I’m kind of going through the motions. I ask Andrew about his past. He was a kid that liked to start companies, took International Relations and then ended up starting an animation company, even though he didn’t know the difference between flash and MP4.
Images: The 68% Advantage
Something wasn’t adding up. I see in the notes that he’s also written a book, 60 Seconds – How To Tell Your Company’s Story and The Brain Science to Make It Stick. That’s a bit unusual for a young video producer. I ask him about it. Somewhat sheepishly he tells me that he wrote the book with his mom. Mom? Well, it turns out mom is a behavioral psychologist. He goes on to tell me that the problem with information videos is that people actually have limited short-term or working memory, which kind of explains why we typically forget a person’s name a few seconds after we’ve been introduced. Our brains have limited capacity for short-term retention. In fact, audio retention rates are 10%, but if you add key graphic information to that audio message, retention rates jump to 68%. I’m starting to pay attention. Switch tries to keep the message short and marries it to strong visual metaphors to make the message stick.

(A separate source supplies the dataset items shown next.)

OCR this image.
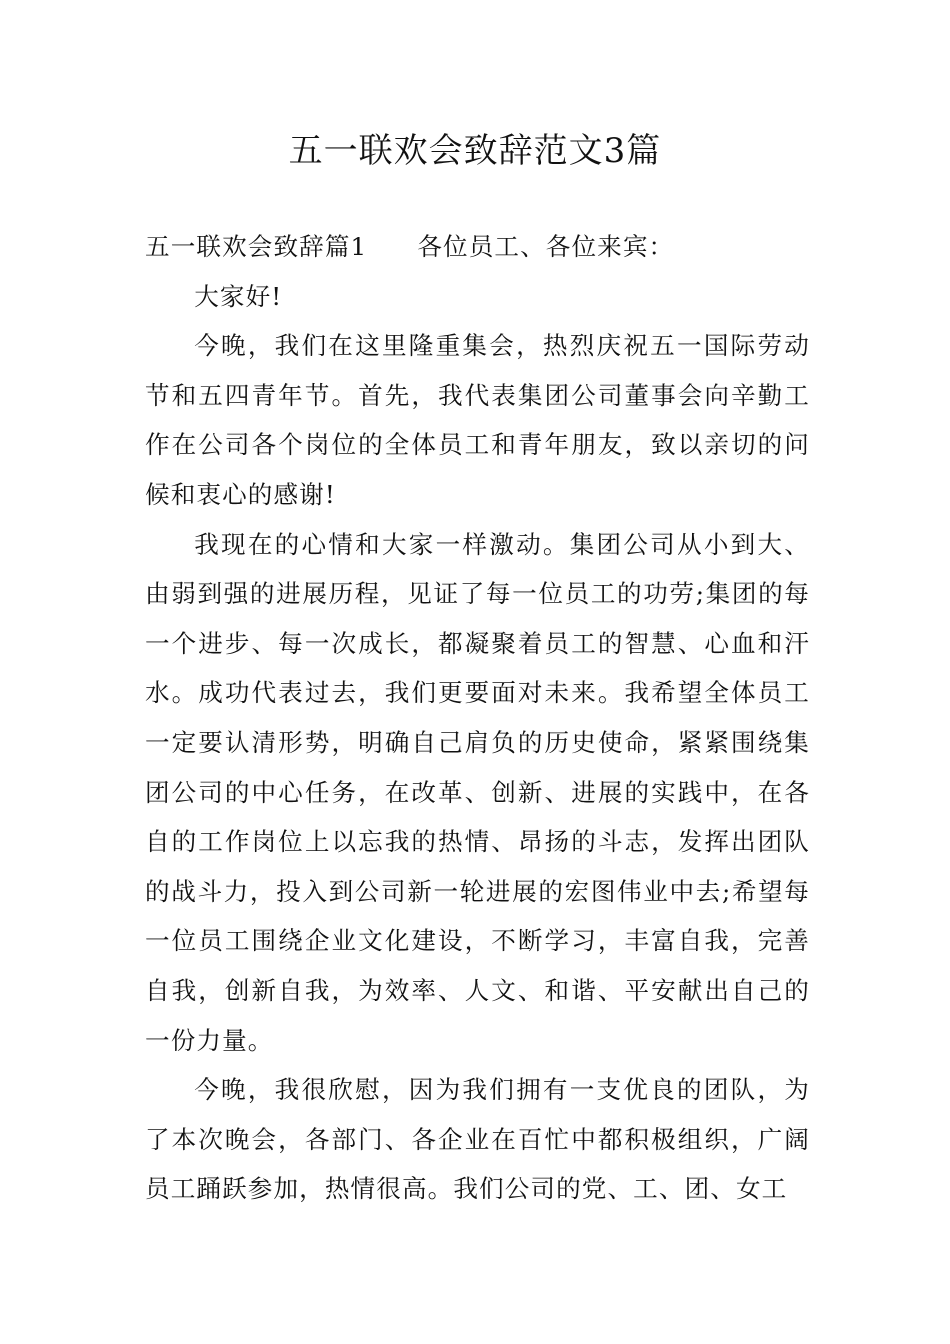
五一联欢会致辞范文3篇

五一联欢会致辞篇1 各位员工、各位来宾：

大家好!

今晚，我们在这里隆重集会，热烈庆祝五一国际劳动节和五四青年节。首先，我代表集团公司董事会向辛勤工作在公司各个岗位的全体员工和青年朋友，致以亲切的问候和衷心的感谢!

我现在的心情和大家一样激动。集团公司从小到大、由弱到强的进展历程，见证了每一位员工的功劳;集团的每一个进步、每一次成长，都凝聚着员工的智慧、心血和汗水。成功代表过去，我们更要面对未来。我希望全体员工一定要认清形势，明确自己肩负的历史使命，紧紧围绕集团公司的中心任务，在改革、创新、进展的实践中，在各自的工作岗位上以忘我的热情、昂扬的斗志，发挥出团队的战斗力，投入到公司新一轮进展的宏图伟业中去;希望每一位员工围绕企业文化建设，不断学习，丰富自我，完善自我，创新自我，为效率、人文、和谐、平安献出自己的一份力量。

今晚，我很欣慰，因为我们拥有一支优良的团队，为了本次晚会，各部门、各企业在百忙中都积极组织，广阔员工踊跃参加，热情很高。我们公司的党、工、团、女工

If I’m the CEO of a big company, Andrew’s message is resonating. In five years they’ve produce 350 videos. He’s produced work for clients in 15 countries in 10 languages, mostly outside of Canada. Work comes from reputation, referrals and from their website. He proudly explains how a serendipitous chat at last year’s SXSW conference turned into the opening video for the National Association of Home Builders Conference. It opened for keynote speaker Michael Eisner and was a great moment for Andrew since they’d turned to Switch for the video – not Disney.
Talent Still Applies
In fairness – it’s not all analytics. Their work, classic cel animation, RSA Animate style animation and Claymation rivals work by Canadian heavyweights Cuppa Coffee and Global Mechanic. What Andrew seems to have done, and this seemed to be a big theme at this SXSW Interactive Conference, is to tap into behavioral observation, just a desire to understand how human beings work. Sure, you can have fantastic products but if they are too complicated or hard to learn, people won’t use them. Think of it as the Tao of Steve (Jobs). The simpler and more intuitive an interface, the more we are going to use the product or app or video.
What’s Next
So, what’s next for Andrew and Switch Video? Andrew’s moved to San Francisco and is running his company remotely while he works on his billion dollar concept. The idea? Targeting micro audiences. Basically adapting your video to a particular audience to help your message resonate. For instance, a video targeting a Texas Zip code might have a male narrator and a female narrator for California Zip code, based on audience preferences.
Fascinating stuff.
That’s a Wrap
My conversation with Andrew is the perfect wrap to our SXSW experience. A geeky guy from our neighbourhood is ready to take on the world through a little brainpower, a healthy degree of observation and a belief in serendipity.